I think the only principle positions to be had here is to either ignore IP rights for LLM training, or give up entirely, because a model designed to be general like human will need to be trained like a human, i.e. immersed in the same reality as we are, same culture, most of which is shackled by IP claims - and then, obviously, by definition, as it gets better it gets more competitive with humans on everything humans do.
You can produce a complaint that "copyrighted X was used in training a model that now can compete with humans on producing X" for arbitrary value of X. You can even produce a complaint about "copyrighted X used in training model that now outcompetes us in producing Y", for arbitrary X and Y that are not even related together, and it will still be true. Such is a nature of a general-purpose ML model.
IP rights, or even IP itself as a concept, isn’t fundamental to existence nor the default state of nature. They are contigent concepts, contigent on many factors.
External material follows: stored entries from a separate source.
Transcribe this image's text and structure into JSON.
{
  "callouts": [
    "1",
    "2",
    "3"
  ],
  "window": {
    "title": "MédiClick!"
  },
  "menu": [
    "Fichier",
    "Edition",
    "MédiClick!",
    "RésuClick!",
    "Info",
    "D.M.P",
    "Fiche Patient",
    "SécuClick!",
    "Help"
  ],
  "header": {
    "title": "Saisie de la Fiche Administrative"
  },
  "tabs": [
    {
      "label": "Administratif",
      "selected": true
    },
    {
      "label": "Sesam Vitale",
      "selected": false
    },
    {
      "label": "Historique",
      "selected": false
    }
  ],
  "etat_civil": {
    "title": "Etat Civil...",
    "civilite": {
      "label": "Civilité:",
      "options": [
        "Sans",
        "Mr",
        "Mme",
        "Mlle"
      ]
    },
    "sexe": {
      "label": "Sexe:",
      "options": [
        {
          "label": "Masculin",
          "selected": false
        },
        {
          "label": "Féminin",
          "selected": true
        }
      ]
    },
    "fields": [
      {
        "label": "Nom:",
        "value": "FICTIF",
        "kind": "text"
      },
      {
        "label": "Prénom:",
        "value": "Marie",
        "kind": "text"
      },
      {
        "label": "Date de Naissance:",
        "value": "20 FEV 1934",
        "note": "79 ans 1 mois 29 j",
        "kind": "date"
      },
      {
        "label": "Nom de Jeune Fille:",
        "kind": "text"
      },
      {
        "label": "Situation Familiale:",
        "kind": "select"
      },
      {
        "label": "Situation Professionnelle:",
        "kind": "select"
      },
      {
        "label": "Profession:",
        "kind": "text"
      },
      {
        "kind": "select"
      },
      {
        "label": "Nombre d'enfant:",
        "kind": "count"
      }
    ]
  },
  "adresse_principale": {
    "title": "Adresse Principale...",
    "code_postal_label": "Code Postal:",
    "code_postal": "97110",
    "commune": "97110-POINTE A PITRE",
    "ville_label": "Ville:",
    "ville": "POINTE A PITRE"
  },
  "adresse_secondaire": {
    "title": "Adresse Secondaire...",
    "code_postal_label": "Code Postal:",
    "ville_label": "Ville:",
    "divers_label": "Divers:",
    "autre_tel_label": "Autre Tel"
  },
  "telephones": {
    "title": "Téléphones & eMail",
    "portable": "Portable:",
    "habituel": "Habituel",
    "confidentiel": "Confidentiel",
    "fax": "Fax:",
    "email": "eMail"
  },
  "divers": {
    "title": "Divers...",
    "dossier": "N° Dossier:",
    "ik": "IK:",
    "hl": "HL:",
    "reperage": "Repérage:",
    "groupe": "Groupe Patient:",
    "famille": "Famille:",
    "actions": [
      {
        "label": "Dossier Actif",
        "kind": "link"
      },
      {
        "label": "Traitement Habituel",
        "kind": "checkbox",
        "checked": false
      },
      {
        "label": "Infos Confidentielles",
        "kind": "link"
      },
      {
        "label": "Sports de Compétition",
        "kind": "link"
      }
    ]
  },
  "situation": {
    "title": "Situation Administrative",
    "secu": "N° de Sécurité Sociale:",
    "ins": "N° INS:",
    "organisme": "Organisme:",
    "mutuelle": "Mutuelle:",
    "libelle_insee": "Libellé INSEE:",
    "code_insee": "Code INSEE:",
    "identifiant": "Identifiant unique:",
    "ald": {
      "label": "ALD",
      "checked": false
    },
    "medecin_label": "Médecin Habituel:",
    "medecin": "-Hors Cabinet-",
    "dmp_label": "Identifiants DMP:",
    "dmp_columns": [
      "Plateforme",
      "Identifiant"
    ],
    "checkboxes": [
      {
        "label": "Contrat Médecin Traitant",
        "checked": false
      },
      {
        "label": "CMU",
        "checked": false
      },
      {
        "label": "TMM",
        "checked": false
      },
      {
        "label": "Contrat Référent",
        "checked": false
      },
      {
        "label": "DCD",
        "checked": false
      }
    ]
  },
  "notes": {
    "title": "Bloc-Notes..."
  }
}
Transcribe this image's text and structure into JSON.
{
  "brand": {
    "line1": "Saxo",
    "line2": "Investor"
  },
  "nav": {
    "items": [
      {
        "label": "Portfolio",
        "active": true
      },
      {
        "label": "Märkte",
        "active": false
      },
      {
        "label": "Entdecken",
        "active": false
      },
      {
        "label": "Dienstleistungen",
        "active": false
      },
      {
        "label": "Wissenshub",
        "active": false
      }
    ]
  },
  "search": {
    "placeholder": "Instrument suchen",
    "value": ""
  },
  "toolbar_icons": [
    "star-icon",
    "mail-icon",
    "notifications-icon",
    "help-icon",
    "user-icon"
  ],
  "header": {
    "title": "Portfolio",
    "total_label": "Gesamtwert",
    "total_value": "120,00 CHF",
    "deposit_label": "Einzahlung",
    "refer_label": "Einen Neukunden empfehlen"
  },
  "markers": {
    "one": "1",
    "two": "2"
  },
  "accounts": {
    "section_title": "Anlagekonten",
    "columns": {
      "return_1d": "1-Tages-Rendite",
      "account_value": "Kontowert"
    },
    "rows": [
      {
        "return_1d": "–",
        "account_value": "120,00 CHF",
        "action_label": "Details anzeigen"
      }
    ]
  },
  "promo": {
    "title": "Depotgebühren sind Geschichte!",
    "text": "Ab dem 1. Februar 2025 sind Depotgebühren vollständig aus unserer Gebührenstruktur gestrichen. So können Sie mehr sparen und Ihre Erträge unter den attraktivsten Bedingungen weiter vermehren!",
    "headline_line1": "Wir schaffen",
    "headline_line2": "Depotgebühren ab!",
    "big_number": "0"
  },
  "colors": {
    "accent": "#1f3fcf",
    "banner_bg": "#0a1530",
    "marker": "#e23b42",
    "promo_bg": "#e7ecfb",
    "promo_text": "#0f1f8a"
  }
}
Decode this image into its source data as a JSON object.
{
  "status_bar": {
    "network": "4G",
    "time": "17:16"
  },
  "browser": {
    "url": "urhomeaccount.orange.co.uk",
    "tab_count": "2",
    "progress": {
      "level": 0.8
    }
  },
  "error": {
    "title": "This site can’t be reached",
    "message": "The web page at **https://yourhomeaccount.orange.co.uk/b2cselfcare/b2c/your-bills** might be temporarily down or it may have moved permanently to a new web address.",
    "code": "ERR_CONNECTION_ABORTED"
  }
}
e.g. It has to be actively, continuously, maintained as time advances. There could be disagreements on how often, such as per annum, per case, per WIPO meeting, etc…
But if no such activity occurs over a very long time, say a century, then any claims to any IP will likely, by default, be extinguished.
So nobody needs to do anything for it all to become irrelevant. That will automatically occur given enough time…
That argument is equally absurd as one where you write a program that does the same thing. Model training is not only fair use, but publishers should be grateful someone has done something of value for humanity with their collected drivelings.
Many artists don't like how image generators, trained on their original work, allow others to replicate their (formerly) distinctive style, almost instantly, for pennies.
Many authors don't like how language models can enable anyone to effortlessly create a paraphrased versions of the author's books. Plagiarism as a service.
Human artists and writers can (and do) do the same thing, but the smaller scale, slower speed, and higher cost reduces the economic effects.